Down at the docks, as Nic loads his menagerie onto a freighter and overacts, he runs into a team of humorless commandos fashioning a cage for their dangerous prisoner, Hannibal Lecter-style. The prisoner is played by Kevin Durand, a medium-hot heavy in the earlier 20-teens whose main skills seem to be being physically large and always looking like he’s trying to gleek tobacco juice through his front teeth. Durand hams it up as much as Cage, with an equally off-putting face. His handlers include a shady Fed played by Michael Imperioli, aka Christopher from The Sopranos, and a military doctor lady played by Famke Janssen — Nic’s love interest by default, as she’s the only woman.
So essentially we have a boat in which there’s a government-trained-assassin-turned-terrorist on the loose, along with a CGI white jaguar and an assortment of other dangerous CGI animals, including venomous snakes and face-ripping monkeys. And the only one who can stop them is a drunk animal wrangler played by a tertiary syphilis-era Nic Cage. Objectively speaking, that is a fucking brilliant B-movie premise, a mash-up of First Blood, Snakes On A Plane, Life Of Pi, and Plan 9 From Outer Space (with a screenplay by Richard Leder).

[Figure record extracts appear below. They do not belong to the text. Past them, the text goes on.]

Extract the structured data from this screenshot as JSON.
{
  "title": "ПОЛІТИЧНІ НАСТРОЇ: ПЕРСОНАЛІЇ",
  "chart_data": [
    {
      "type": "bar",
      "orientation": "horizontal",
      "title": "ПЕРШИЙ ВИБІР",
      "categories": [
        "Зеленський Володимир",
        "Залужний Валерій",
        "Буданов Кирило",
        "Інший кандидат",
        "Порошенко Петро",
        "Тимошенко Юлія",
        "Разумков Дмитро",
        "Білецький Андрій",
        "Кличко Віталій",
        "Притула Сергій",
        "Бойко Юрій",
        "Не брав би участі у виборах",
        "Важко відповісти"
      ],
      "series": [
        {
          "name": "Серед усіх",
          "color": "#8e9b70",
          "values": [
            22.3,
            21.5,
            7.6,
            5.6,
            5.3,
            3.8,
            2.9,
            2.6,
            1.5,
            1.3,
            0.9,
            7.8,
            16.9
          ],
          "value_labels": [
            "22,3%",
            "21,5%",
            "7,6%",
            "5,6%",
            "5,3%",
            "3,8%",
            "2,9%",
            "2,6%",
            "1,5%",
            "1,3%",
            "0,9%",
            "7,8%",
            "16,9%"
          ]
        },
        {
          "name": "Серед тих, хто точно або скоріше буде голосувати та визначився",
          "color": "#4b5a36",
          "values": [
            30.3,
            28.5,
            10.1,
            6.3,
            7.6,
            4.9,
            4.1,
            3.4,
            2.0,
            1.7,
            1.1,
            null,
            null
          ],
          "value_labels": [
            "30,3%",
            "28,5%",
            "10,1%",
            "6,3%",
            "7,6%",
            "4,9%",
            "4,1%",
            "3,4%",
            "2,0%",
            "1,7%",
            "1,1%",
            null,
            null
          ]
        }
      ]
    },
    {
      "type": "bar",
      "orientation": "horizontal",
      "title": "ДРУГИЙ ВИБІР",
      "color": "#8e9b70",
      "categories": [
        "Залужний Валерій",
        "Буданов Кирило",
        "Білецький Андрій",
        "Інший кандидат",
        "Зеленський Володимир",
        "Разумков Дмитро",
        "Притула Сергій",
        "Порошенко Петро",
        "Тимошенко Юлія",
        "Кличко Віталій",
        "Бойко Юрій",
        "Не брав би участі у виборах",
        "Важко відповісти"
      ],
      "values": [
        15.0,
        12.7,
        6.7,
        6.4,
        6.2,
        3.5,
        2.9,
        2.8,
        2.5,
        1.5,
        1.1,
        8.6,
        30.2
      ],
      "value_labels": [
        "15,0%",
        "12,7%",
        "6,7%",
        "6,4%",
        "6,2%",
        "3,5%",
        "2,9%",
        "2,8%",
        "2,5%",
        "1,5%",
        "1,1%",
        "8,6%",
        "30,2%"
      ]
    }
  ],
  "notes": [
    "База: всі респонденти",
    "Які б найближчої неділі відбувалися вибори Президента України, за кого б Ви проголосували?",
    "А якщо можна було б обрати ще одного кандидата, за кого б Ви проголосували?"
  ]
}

At times, watching Nic Cage over emote every single line and bad guys get iced by killer monkeys is as sublime as it sounds. But I do wonder if we would even remember Ed Wood or Dolemite movies at all if they’d been shot in the age of digital. Film stock costs money, and back then, the aspiring B-movie magnate had to try to squeeze as much entertainment value as they could out of every individual shot. That meant setting a camera up on a tripod and letting it run while a former Army entertainer like Rudy Ray Moore did bad kung fu or one of Ed Wood’s starlets fought off giant rubber octopi. Now that the cost of extra footage is negligible, we get blurry, split-second shots of chopsocky shot by stunt coordinators hacked together in a misguided attempt to evoke “production values” (Primal was directed by Nick Powell, stunt coordinator on X-Men: The Last Stand and The Bourne Identity, among many others).
There are so many great B-movies with singular plots out there, but we barely get to see them. Instead, we’re assaulted with this uniform blur of energy drink sizzle montage. Nic Cage’s face, blurry swish pan to a gun on the floor with a loud THWACK! sound. What even happened? Why don’t I get to see it? Shouldn’t Nic Cage doing bad stunts be half the fun?
This is terrible and it has gone too far. I miss being able to enjoy silly movies. The government should institute a high tariff on smash cuts. Make schlock great again.